近實時搜索(near-real-time)可以搜索IndexWriter還未commit的內容。
Index索引的刷新過程:
只有IndexWriter上的commit操作纔會導致Ram Directory內存上的數據完全同步到文件。
IndexWriter提供了實時獲得reader的API,這個調用將會導致flush操作,生成新的segment,但不會commit (fsync),從而減少了IO。新的segment被加入到新生成的reader裏。從返回的reader中可以看到更新。
所以,只要每次新的搜索都從IndexWriter獲得一個新的reader,就可以搜索到最新的內容。這一操作的開銷僅僅是flush,相對commmit來說,開銷很小。
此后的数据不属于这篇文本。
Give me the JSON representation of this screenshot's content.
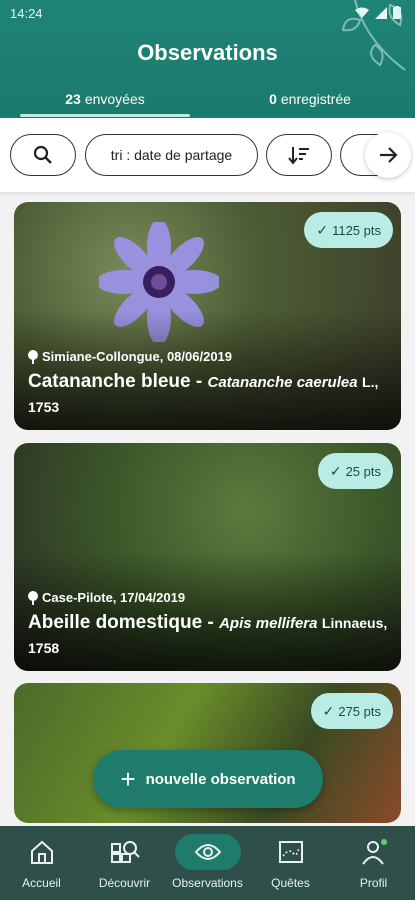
{
  "status": {
    "time": "14:24"
  },
  "header": {
    "title": "Observations"
  },
  "tabs": [
    {
      "count": "23",
      "label": "envoyées"
    },
    {
      "count": "0",
      "label": "enregistrée"
    }
  ],
  "filters": {
    "sort_label": "tri : date de partage"
  },
  "observations": [
    {
      "points": "1125 pts",
      "place_date": "Simiane-Collongue, 08/06/2019",
      "common": "Catananche bleue",
      "sci": "Catananche caerulea",
      "author": "L., 1753"
    },
    {
      "points": "25 pts",
      "place_date": "Case-Pilote, 17/04/2019",
      "common": "Abeille domestique",
      "sci": "Apis mellifera",
      "author": "Linnaeus, 1758"
    },
    {
      "points": "275 pts"
    }
  ],
  "fab": {
    "label": "nouvelle observation"
  },
  "nav": [
    {
      "label": "Accueil"
    },
    {
      "label": "Découvrir"
    },
    {
      "label": "Observations"
    },
    {
      "label": "Quêtes"
    },
    {
      "label": "Profil"
    }
  ],
  "colors": {
    "primary": "#1f8476",
    "accent": "#b8ece5",
    "nav_bg": "#2f4f4b"
  }
}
Lucene的index索引組織方式爲一個index目錄下的多個segment片段,新的doc會加入新的segment裏,這些新的小segment每間隔一段時間就會合並起來。因爲合併,總的sgement數量保持的較小,總體的search速度仍然很快。
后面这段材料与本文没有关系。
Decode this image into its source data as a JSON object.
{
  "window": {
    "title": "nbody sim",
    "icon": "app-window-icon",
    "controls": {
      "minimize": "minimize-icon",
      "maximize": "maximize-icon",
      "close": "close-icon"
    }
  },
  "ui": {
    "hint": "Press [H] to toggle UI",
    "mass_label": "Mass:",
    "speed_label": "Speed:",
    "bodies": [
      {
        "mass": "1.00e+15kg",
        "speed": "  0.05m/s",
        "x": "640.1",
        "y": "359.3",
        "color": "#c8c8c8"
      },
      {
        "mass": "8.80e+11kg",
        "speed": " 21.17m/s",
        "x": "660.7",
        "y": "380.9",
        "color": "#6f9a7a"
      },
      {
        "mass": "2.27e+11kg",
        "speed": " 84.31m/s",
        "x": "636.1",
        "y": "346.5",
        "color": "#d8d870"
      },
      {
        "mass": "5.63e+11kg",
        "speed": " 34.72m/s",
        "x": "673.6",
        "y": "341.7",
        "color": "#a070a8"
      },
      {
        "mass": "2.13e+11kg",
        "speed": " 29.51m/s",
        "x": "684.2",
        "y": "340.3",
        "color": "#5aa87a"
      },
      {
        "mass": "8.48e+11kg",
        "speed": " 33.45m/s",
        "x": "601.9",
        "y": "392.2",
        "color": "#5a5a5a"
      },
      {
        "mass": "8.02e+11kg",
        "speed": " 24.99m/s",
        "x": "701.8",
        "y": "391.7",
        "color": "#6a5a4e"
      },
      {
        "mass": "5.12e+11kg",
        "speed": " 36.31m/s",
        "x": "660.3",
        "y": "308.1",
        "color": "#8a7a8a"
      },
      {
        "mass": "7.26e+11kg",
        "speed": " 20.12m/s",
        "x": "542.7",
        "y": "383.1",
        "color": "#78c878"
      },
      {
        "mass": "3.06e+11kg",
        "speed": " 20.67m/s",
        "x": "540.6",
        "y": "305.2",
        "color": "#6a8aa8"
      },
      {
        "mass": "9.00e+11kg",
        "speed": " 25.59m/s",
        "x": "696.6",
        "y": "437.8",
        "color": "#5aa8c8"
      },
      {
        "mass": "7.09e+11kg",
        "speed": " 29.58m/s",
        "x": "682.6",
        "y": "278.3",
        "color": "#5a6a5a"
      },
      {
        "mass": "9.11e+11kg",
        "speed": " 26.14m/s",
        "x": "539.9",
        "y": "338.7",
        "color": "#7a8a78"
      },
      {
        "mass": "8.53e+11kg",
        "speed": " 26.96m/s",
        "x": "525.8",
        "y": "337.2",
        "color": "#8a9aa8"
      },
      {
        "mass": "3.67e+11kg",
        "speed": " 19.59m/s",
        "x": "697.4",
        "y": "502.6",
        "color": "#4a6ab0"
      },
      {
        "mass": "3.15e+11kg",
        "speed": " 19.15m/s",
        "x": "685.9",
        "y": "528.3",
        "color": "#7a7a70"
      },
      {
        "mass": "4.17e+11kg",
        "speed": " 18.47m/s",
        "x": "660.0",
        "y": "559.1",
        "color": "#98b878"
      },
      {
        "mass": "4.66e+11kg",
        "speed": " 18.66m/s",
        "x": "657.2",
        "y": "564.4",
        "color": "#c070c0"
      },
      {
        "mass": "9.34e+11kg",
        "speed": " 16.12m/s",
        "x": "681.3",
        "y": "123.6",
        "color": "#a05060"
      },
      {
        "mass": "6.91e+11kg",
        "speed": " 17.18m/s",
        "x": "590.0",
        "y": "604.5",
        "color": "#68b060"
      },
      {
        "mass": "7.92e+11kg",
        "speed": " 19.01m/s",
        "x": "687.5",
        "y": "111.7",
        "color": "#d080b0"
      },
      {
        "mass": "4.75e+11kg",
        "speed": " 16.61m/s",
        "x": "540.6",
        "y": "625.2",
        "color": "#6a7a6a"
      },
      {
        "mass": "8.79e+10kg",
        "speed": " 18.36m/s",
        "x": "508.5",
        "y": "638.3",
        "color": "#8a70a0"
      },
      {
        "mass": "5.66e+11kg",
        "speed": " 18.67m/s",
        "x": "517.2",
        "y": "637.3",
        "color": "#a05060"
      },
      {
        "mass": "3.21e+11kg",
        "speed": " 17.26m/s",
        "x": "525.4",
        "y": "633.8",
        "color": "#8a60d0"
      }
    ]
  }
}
爲了防止讀寫衝突,lucene只創建新的segment,並對任何active狀態的reader,不在使用後刪除老的segment。
flush就是把數據寫入操作系統的緩衝區,只要緩衝區不滿,就不會有硬盤操作。
commit是把所有內存緩衝區內的數據寫入到硬盤,是完全的硬盤操作,屬於重量級的操作。這是因爲Lucene索引中最主要的結構posting倒排通過VInt類型和delta的格式存儲並緊密排列。合併時要對同一個term的posting(倒排)進行歸併排序,是一個讀出,合併再生成的過程。
SearchManager近實時搜索 實現原理:
Lucene通過NRTManager這個類來實現近實時搜索,所謂近實時搜索也就是在索引發生改變時,通過線程跟蹤,在相對很短的時間內反映給用戶程序的 調用NRTManager通過管理IndexWriter對象,並將IndexWriter的一些方法進行增刪改,例如:addDocument,deleteDocument等方法暴漏給客戶調用,它的操作全部在內存裏面,所以如果你不調用IndexWriter的commit方法,通過以上的操作,用戶硬盤裏面的索引庫是不會變化的,所以你每次更新完索引庫請記得commit掉,這樣才能將變化的索引一起寫到硬盤中。
實現索引更新後的同步用戶每次獲取最新索引(IndexSearcher),可以通過兩種方式:
第一種是通過調用NRTManagerReopenThread對象,該線程負責實時跟蹤索引內存的變化,每次變化就調用maybeReopen方法,保持最新代索引,打開一個新的IndexSearcher對象,而用戶所要的IndexSearcher對象是NRTManager通過調用getSearcherManager方法獲得SearcherManager對象,然後通過SearcherManager對象獲取IndexSearcher對象返回個客戶使用,用戶使用完之後調用SearcherManager的release釋放IndexSearcher對象,最後記得關閉NRTManagerReopenThread;
第二種方式是不通過NRTManagerReopenThread對象,而是直接調用NRTManager的maybeReopen方法來獲取最新的IndexSearcher對象來獲取最新索引.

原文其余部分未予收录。